LESSON
Day 005: Consensus Algorithms: Raft and Paxos
Consensus is what you pay for when “close enough” is no longer safe.
Today's "Aha!" Moment
Picture a five-node control-plane cluster managing which machines belong to the platform and which node is currently the leader. One node crashes. Messages are delayed. Two other nodes stop hearing from each other. The cluster is now under pressure to answer one question that cannot tolerate ambiguity: what is the official decision?
This is the real shape of consensus. It is not generic distributed voting, and it is not “replication but stricter.” It is the mechanism you need when the system must preserve one authoritative decision or one authoritative history even while nodes fail and the network becomes untrustworthy.
That is why consensus shows up in metadata stores, control planes, and replicated logs. Those systems are not trying to spread information eventually. They are trying to prevent the existence of two incompatible truths. If the system can tolerate temporary divergence and later repair, you usually do not want consensus. If the system cannot tolerate split authority, you probably do.

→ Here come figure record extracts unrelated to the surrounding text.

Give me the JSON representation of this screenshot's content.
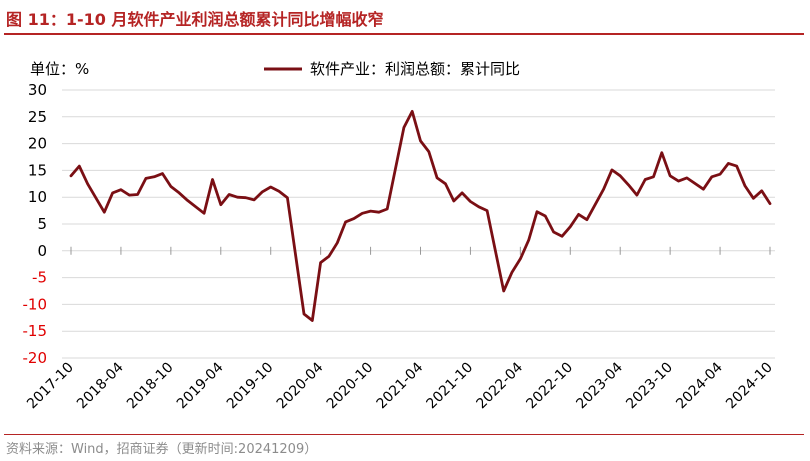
{
  "figure": {
    "title": "图 11：1-10 月软件产业利润总额累计同比增幅收窄",
    "source": "资料来源：Wind，招商证券（更新时间:20241209）"
  },
  "colors": {
    "accent": "#b52424",
    "series_line": "#7a0f14",
    "negative_tick": "#e00000",
    "grid": "#d9d9d9"
  },
  "chart_data": {
    "type": "line",
    "unit_label": "单位：%",
    "ylim": [
      -20,
      30
    ],
    "yticks": [
      30,
      25,
      20,
      15,
      10,
      5,
      0,
      -5,
      -10,
      -15,
      -20
    ],
    "grid": "horizontal",
    "legend_position": "top-center",
    "x_tick_labels": [
      "2017-10",
      "2018-04",
      "2018-10",
      "2019-04",
      "2019-10",
      "2020-04",
      "2020-10",
      "2021-04",
      "2021-10",
      "2022-04",
      "2022-10",
      "2023-04",
      "2023-10",
      "2024-04",
      "2024-10"
    ],
    "series": [
      {
        "name": "软件产业：利润总额：累计同比",
        "x": [
          "2017-10",
          "2017-11",
          "2017-12",
          "2018-02",
          "2018-03",
          "2018-04",
          "2018-05",
          "2018-06",
          "2018-07",
          "2018-08",
          "2018-09",
          "2018-10",
          "2018-11",
          "2018-12",
          "2019-02",
          "2019-03",
          "2019-04",
          "2019-05",
          "2019-06",
          "2019-07",
          "2019-08",
          "2019-09",
          "2019-10",
          "2019-11",
          "2019-12",
          "2020-02",
          "2020-03",
          "2020-04",
          "2020-05",
          "2020-06",
          "2020-07",
          "2020-08",
          "2020-09",
          "2020-10",
          "2020-11",
          "2020-12",
          "2021-02",
          "2021-03",
          "2021-04",
          "2021-05",
          "2021-06",
          "2021-07",
          "2021-08",
          "2021-09",
          "2021-10",
          "2021-11",
          "2021-12",
          "2022-02",
          "2022-03",
          "2022-04",
          "2022-05",
          "2022-06",
          "2022-07",
          "2022-08",
          "2022-09",
          "2022-10",
          "2022-11",
          "2022-12",
          "2023-02",
          "2023-03",
          "2023-04",
          "2023-05",
          "2023-06",
          "2023-07",
          "2023-08",
          "2023-09",
          "2023-10",
          "2023-11",
          "2023-12",
          "2024-02",
          "2024-03",
          "2024-04",
          "2024-05",
          "2024-06",
          "2024-07",
          "2024-08",
          "2024-09",
          "2024-10"
        ],
        "values": [
          14.0,
          15.8,
          12.5,
          7.2,
          10.8,
          11.4,
          10.4,
          10.5,
          13.5,
          13.8,
          14.4,
          12.0,
          10.8,
          9.4,
          7.0,
          13.3,
          8.6,
          10.5,
          10.0,
          9.9,
          9.5,
          11.0,
          11.9,
          11.1,
          9.9,
          -11.8,
          -13.0,
          -2.2,
          -1.0,
          1.5,
          5.4,
          6.0,
          7.0,
          7.4,
          7.2,
          7.8,
          23.0,
          26.0,
          20.5,
          18.5,
          13.6,
          12.5,
          9.3,
          10.8,
          9.2,
          8.2,
          7.5,
          -7.5,
          -4.0,
          -1.5,
          2.0,
          7.3,
          6.5,
          3.5,
          2.7,
          4.5,
          6.8,
          5.8,
          11.5,
          15.1,
          14.0,
          12.3,
          10.4,
          13.3,
          13.8,
          18.3,
          14.0,
          13.0,
          13.6,
          11.5,
          13.8,
          14.3,
          16.3,
          15.8,
          12.1,
          9.8,
          11.2,
          8.8
        ]
      }
    ]
  }
}
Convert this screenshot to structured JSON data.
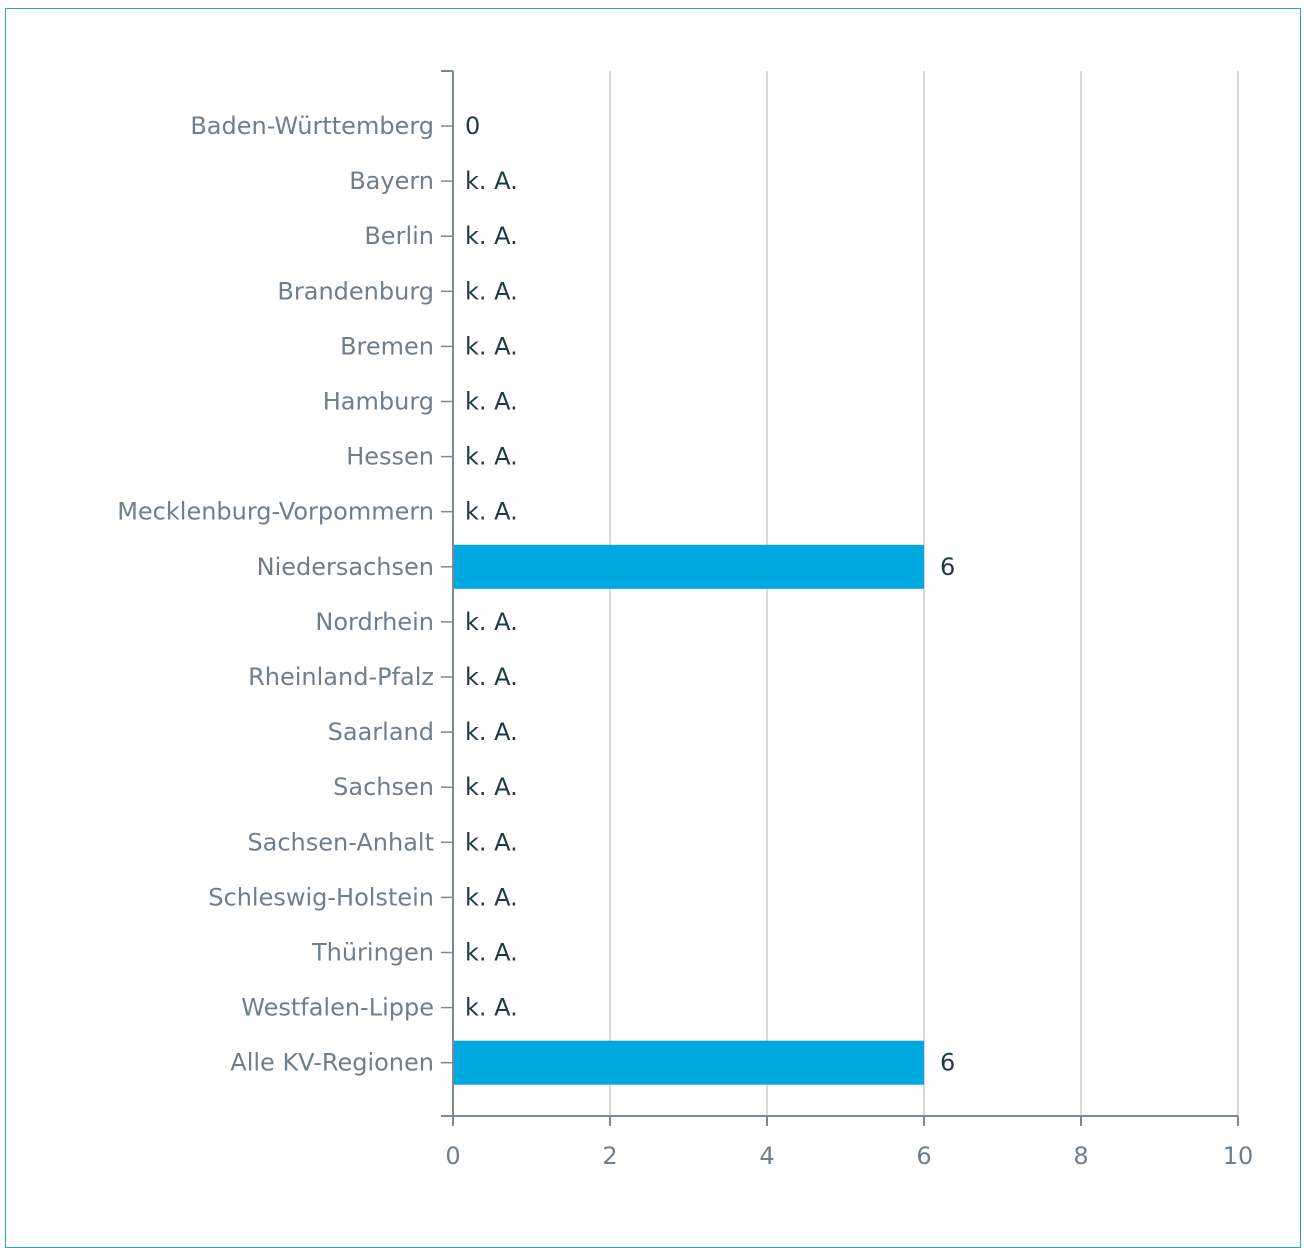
{
  "chart_data": {
    "type": "bar",
    "orientation": "horizontal",
    "categories": [
      "Baden-Württemberg",
      "Bayern",
      "Berlin",
      "Brandenburg",
      "Bremen",
      "Hamburg",
      "Hessen",
      "Mecklenburg-Vorpommern",
      "Niedersachsen",
      "Nordrhein",
      "Rheinland-Pfalz",
      "Saarland",
      "Sachsen",
      "Sachsen-Anhalt",
      "Schleswig-Holstein",
      "Thüringen",
      "Westfalen-Lippe",
      "Alle KV-Regionen"
    ],
    "values": [
      0,
      null,
      null,
      null,
      null,
      null,
      null,
      null,
      6,
      null,
      null,
      null,
      null,
      null,
      null,
      null,
      null,
      6
    ],
    "data_labels": [
      "0",
      "k. A.",
      "k. A.",
      "k. A.",
      "k. A.",
      "k. A.",
      "k. A.",
      "k. A.",
      "6",
      "k. A.",
      "k. A.",
      "k. A.",
      "k. A.",
      "k. A.",
      "k. A.",
      "k. A.",
      "k. A.",
      "6"
    ],
    "xlim": [
      0,
      10
    ],
    "xticks": [
      "0",
      "2",
      "4",
      "6",
      "8",
      "10"
    ],
    "grid": true,
    "colors": {
      "bar": "#00a8e0",
      "grid": "#d9d9d9",
      "axis": "#7a8a96",
      "frame": "#29a3d6"
    }
  }
}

Signals that consensus is actually the right topic:
- the system must elect one leader, not several
- the system must commit one ordered log, not multiple competing histories
- a minority of nodes must not be able to declare truth by themselves
- the safe response to some failures is to stop and wait rather than guess
The common mistake is to treat consensus as a fancy default for distributed systems. It is not. It is expensive on purpose. The cost buys one precious thing: the ability to say "this is the official system state" without lying to yourself during failure.
Why This Matters
Many distributed systems only need propagation, caching, or eventual convergence. Consensus is overkill for those cases. But some subsystems are different: cluster membership, leader election, lock ownership, metadata changes, and ordered commit decisions all break badly if two conflicting answers become valid at the same time.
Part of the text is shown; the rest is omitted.